Po jakimś czasie zaczęło się ściemniać.
- Idziemy...? - zapytałam cicho.
Kiwnął głową i uśmiechnął się.
***
Przede mną rozciągało się coś na kształt wioski. No napewno nie wyglądało to na jakiś obóz treningowy.
Na środku był plac z fontanną dookoła, której biegały jakieś dzieci. Wokół placu stało kilka straganów, a dalej były już tylko domki mieszkalne w większości charakterze wiejskim. Na skraju wioski widać było kilka nowocześniejszych domów. Chyba właśnie w ich kierunku zmierzaliśmy. Nagle mój towarzysz zatrzymał się i wskazał właśnie te najnowsze domy.
- Tam będziemy mieszkać.
- ...my? Będziemy mieszkać razem?
Nie powiedział nic więcej. Postanowiłam, że bardziej szczegółowe informacje wydobęde z niego jak znajdziemy się w bardziej ustronnym miejscu.
Furtka była otwarta, ogrodzenie domu niezbyt wysokie. Chyba nie bał się włamań ani kradzieży. Drzwi wejściowe też nie były zamnięte. Przepuścił mnie w progu. Znalazłam się na tyle blisko niego, że poczułam jak pachnie, a był to zapach świeżości w postaci mydła. Spodobał mi się. Wchodząc do domu zaczynam się rozglądać. Stwierdzam, że jest dosyć duży. Przedpokój jest przestronny. Naprzeciw mnie znajdują się schody prowadzące w górę. Dom ma kilka pięter. Zdjęłam buty.
***
- Dlaczego tu jestem? Kim jesteś? Co z resztą porwanych? Kiedy....
- Po kolei. - przerwał mi kiedy w końcu dałam upust swojej ciekawości i frustracji w jednym.
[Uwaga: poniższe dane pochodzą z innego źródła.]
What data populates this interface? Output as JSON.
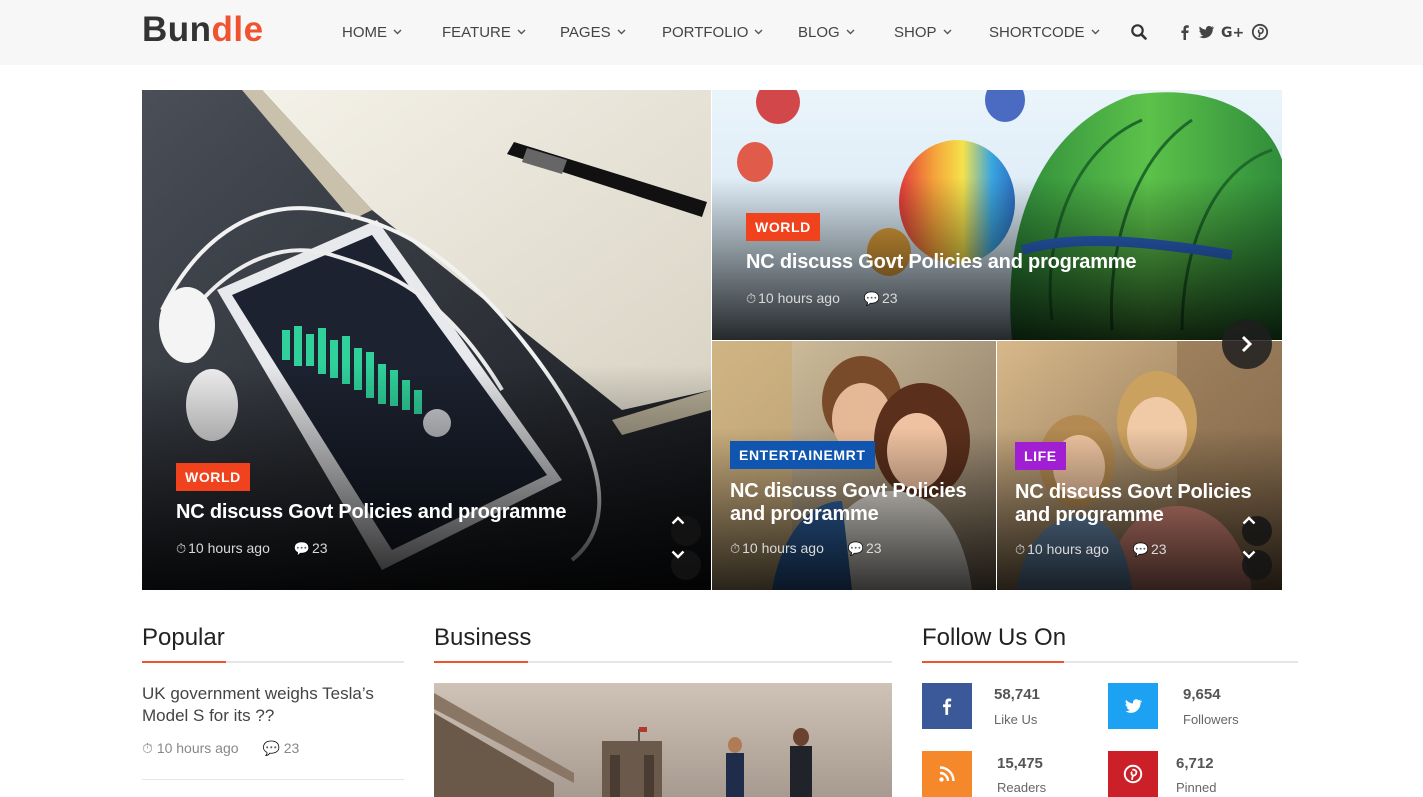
{
  "brand": {
    "logo_a": "Bun",
    "logo_b": "dle"
  },
  "nav": [
    {
      "label": "HOME"
    },
    {
      "label": "FEATURE"
    },
    {
      "label": "PAGES"
    },
    {
      "label": "PORTFOLIO"
    },
    {
      "label": "BLOG"
    },
    {
      "label": "SHOP"
    },
    {
      "label": "SHORTCODE"
    }
  ],
  "header_icons": [
    "search-icon",
    "facebook-icon",
    "twitter-icon",
    "google-plus-icon",
    "pinterest-icon"
  ],
  "hero": {
    "main": {
      "tag": "WORLD",
      "title": "NC discuss Govt Policies and programme",
      "time": "10 hours ago",
      "comments": "23"
    },
    "top_right": {
      "tag": "WORLD",
      "title": "NC discuss Govt Policies and programme",
      "time": "10 hours ago",
      "comments": "23"
    },
    "bottom_left": {
      "tag": "ENTERTAINEMRT",
      "title": "NC discuss Govt Policies and programme",
      "time": "10 hours ago",
      "comments": "23"
    },
    "bottom_right": {
      "tag": "LIFE",
      "title": "NC discuss Govt Policies and programme",
      "time": "10 hours ago",
      "comments": "23"
    }
  },
  "sections": {
    "popular": {
      "title": "Popular",
      "items": [
        {
          "title": "UK government weighs Tesla’s Model S for its ??",
          "time": "10 hours ago",
          "comments": "23"
        }
      ]
    },
    "business": {
      "title": "Business"
    },
    "follow": {
      "title": "Follow Us On",
      "items": [
        {
          "network": "facebook",
          "count": "58,741",
          "label": "Like Us",
          "color": "#3b5998"
        },
        {
          "network": "twitter",
          "count": "9,654",
          "label": "Followers",
          "color": "#1da1f2"
        },
        {
          "network": "rss",
          "count": "15,475",
          "label": "Readers",
          "color": "#f5882a"
        },
        {
          "network": "pinterest",
          "count": "6,712",
          "label": "Pinned",
          "color": "#cb2027"
        }
      ]
    }
  },
  "colors": {
    "accent": "#f0532f",
    "tag_world": "#f0421d",
    "tag_entertainment": "#1055b0",
    "tag_life": "#a11fd3"
  }
}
Wziął głęboki wdech i wypuścił powietrze.
- Jak już mówiłem znajdujemy się w Azji, w obozie OTW. Nic więcej na temat położenia nie mogę zdradzić. OTW jak sama nazwa mówi to obóz treningowy. Trenują tu tylko mężczyźni od 10 roku życia. Jesteśmy trenowani do walki. Nawet gdybym chciał nie mogę ci powiedzieć dla kogo. To jest przymusowe.
Naszej społeczności przewodzi nasz jedyny wódz Elisey. Ma on władzę absolutną. Wszyscy jesteśmy jego własnością i mu podlegamy. Ostatnio nasza społeczność przeżywa pewien... kryzys. Mamy taki niż demograficzny. Z tego powodu Elisey zarządził porwanie. Musieliśmy się do tego zastosować. To nakaz wodza. Nocą odwiedziliśmy niektóre domy. Każdy z nas dostał adres, z którego miał wykraść osobę. Uprowadzenia przebiegły pomyślnie. Zostaliście przewiezieni tutaj. Na miejscu przeszliście procedury wybierania, które pozwoliły wybrać 20 najzdrowszych i najlepiej wyglądających kobiet. Po zakończeniu procedury na kobietach, tej samej procedurze zostali poddani mężczyźni. Ci, którzy się zakwalifikowali przeszli na następny poziom.
- Co się dzieje z tymi, którzy nie przeszli dalej? - zapytałam.
- Zostają... usunięci. Nie chcesz znać reszty, a ja nie chce ci opowiadać o tym.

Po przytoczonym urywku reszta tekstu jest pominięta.